Don Falk

Don Falk is Associate Professor in the School of Natural Resources, University of Arizona, with joint appointments in the Laboratory of Tree-Ring Research and the Institute for the Study of Planet Earth. His research focuses on fire history, fire ecology, dendroecology, and restoration ecology, including multi-scale studies of fire as an ecological and physical phenomenon. He has received research support and fellowships from the National Science Foundation and the US Forest Service, and has been honored for his work by the Pinchot Institute, Australian Fulbright Foundation, and the McGinnies Scholarship in Arid Lands Studies, among others.
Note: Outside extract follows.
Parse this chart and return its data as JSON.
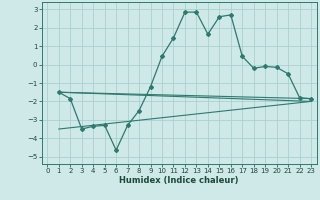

In 2003 he received the Edward S. Deevey Award from the Ecological Society of America for outstanding graduate work in paleoecology, and in 2008 received the "Outstanding Paper in Landscape Ecology" award from the International Association for Landscape Ecology. Don is a Fellow of the AAAS, and is appointed by Governor Janet Napolitano to serve as a member of the Arizona Forest Health Council. Don was co-founder and Executive Director of the Center for Plant Conservation, originally at the Arnold Arboretum of Harvard University and now at the Missouri Botanical Garden. He served subsequently as first Executive Director of the Society for Ecological Restoration. His publications include numerous journal articles and book chapters, and three books on conservation genetics and restoration ecology, including Foundations of Restoration Ecology, published by Island Press in 2006. He currently serves as a member of the Editorial Board for the Island Press-SER series, Science and Practice of Restoration Ecology, which he helped to establish.